Taking it Out into the Streets



I was reading this simple article in the Bangor Daily News just now, and I was thinking about the futility of protest. Engaging in acts of civil disobedience or waving signs won't change any politician's mind, and history has shown that it ends up repelling the people that protesters most need to attract to their cause. Maybe a few TV reporters show up, or a picture and an article about a protest makes the daily newspaper somewhere well below the fold. But that's it.

It's easy to forget what a huge impact anti-Vietnam protests had in the United States during the 1960s and 1970s, at least according to what I read and what people who lived through that period tell me. Lots of people realized that their viewpoints were not being represented in the political system, and they only way they could get themselves heard was by taking their message out into the streets. They succeeded in creating an impression that the war was unpopular, and they forced mainstream culture and the mass media to confront the fact there was mobilized opposition to the war.

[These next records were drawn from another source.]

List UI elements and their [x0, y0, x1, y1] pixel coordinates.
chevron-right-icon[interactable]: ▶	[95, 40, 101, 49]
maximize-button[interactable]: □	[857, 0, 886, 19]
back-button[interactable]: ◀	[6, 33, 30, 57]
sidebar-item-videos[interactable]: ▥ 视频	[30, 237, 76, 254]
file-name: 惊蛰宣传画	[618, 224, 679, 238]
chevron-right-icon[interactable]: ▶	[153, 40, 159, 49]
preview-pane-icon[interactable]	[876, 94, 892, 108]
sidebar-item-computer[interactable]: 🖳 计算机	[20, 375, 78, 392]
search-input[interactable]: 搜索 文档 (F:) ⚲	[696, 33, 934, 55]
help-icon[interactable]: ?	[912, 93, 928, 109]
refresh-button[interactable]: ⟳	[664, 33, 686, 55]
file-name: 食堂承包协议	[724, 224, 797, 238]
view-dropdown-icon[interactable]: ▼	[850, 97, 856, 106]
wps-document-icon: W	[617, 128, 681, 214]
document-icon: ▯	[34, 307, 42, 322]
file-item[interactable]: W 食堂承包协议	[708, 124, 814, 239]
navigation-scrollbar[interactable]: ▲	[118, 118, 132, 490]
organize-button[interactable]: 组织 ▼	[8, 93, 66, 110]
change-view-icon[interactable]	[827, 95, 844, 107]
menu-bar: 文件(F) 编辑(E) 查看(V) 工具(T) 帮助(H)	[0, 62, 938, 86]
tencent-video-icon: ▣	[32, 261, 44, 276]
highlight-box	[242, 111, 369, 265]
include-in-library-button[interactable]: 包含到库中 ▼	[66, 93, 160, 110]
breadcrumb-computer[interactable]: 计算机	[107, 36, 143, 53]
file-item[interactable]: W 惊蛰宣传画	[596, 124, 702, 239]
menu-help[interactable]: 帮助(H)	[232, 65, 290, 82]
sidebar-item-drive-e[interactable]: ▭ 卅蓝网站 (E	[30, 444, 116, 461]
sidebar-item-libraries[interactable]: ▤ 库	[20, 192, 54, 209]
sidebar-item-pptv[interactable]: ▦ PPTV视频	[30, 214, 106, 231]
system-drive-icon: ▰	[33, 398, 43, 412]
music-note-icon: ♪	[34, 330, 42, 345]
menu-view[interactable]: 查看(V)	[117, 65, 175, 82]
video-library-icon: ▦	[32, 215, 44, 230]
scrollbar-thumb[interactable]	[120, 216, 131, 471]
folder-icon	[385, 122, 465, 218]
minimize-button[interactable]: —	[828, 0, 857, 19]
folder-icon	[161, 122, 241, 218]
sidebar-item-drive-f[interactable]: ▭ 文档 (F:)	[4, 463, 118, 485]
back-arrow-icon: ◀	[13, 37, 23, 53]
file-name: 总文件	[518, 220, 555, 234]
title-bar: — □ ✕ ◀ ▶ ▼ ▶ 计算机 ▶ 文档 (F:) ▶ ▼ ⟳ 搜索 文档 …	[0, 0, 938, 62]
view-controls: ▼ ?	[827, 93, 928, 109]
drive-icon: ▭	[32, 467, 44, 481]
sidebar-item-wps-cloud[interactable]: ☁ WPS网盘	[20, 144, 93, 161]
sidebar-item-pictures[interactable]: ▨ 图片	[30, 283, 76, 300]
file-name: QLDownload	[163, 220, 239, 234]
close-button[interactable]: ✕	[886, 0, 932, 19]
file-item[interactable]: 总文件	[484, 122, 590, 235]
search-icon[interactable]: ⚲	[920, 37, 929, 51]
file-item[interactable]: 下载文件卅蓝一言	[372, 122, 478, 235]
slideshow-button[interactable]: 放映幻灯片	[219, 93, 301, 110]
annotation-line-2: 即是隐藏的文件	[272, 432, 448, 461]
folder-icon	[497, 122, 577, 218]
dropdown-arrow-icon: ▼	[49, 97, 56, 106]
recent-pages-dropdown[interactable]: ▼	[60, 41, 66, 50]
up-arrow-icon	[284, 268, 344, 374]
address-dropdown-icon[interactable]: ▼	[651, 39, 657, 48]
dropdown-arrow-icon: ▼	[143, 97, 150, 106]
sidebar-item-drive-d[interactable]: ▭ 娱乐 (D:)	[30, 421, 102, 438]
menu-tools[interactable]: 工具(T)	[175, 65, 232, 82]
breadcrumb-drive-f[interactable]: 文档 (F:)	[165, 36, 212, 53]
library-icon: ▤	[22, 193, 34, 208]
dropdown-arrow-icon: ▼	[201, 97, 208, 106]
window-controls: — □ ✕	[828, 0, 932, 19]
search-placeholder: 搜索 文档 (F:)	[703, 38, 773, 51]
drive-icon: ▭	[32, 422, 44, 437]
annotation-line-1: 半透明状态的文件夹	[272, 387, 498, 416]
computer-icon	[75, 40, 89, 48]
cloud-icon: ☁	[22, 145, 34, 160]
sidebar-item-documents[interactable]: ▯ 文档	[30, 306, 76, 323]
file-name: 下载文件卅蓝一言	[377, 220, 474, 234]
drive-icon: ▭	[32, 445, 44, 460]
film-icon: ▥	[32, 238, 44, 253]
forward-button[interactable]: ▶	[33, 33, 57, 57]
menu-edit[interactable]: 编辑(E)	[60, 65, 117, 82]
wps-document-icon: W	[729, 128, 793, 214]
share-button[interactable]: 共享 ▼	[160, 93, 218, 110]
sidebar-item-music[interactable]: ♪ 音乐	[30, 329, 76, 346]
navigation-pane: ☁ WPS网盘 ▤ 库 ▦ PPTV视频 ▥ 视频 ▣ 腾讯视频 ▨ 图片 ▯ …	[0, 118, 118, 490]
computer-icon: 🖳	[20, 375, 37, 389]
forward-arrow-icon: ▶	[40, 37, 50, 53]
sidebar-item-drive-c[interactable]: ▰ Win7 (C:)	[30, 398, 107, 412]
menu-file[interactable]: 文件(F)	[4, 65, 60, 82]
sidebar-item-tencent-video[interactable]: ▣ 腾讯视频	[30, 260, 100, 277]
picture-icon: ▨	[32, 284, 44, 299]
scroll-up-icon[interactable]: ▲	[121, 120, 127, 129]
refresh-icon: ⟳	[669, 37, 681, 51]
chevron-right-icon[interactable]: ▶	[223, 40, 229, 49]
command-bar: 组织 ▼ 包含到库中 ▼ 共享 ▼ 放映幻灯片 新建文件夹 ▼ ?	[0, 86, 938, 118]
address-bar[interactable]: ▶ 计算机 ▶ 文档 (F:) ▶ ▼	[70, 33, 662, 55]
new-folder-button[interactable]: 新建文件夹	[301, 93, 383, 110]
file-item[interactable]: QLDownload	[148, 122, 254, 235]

And yet, if you read the political literature that surveys the period, more people were concerned about the cultural impact of the protestors (drugs, nontraditional lifestyles, feminism, homosexuality, lawlessness) than were worried about the way the war was going. "Law and Order," which invoked images of both urban riots and the counter-culture, was a recurring, high-profile issue in presidential campaigns as late as 1988 or 1992. And, if you judge attitudes on both Vietnam and Iraq according to polls, the Iraq war is far more unpopular than the Vietnam War ever was. Most polls never found opposition to the Vietnam conflict any higher than 40 to 45 percent, which we eclipsed long ago with regard to Iraq.

So, in thinking about this woman's crusade in Bangor, I'm torn. On one hand, I read her claim that she has a "moral responsibility" to occupy the [Olympia Snowe's] office in protest because "each of us Mainers are complicit to what is going on in Iraq" with an admiring eye. She's correct that, if she believes that the Iraq policy is a state act and it is being carried out in each of our names, she has a responsibility to do what she can to stop it. Yet her actions may inspire hostility to her cause rather than sympathy with it.

I remember the Iraq war protests in New York back in 2003: I was repeatedly urged by friends and acquaintances to join them, but I didn't get involved. I figured I'd get billy-clubbed, arrested, or worst of all, the whole thing would be a waste of time. Besides, I considered myself too much of a sensible moderate to engage in such acts, so I just quietly told people why I thought it was a bad idea to invade Iraq and left it at that.

Well, one thing is clear to me: both parties, the mass media, the punditry, and most "sensible moderates" like myself turned out to be wrong about this war. Our voices should have been louder. The protesters that were peaceful but forceful were right. And I haven't read too many people saying that in "sensible" circles.

At the very least, one would think that the far left civil disobedience-types would have a bit more credibility with reporters and most national opinion leaders than they had before 2003. But I would be very surprised if that's the case. Protesters will continue to be people like Nancy Hill, doing what they do, maybe helping their cause, but probably hurting it.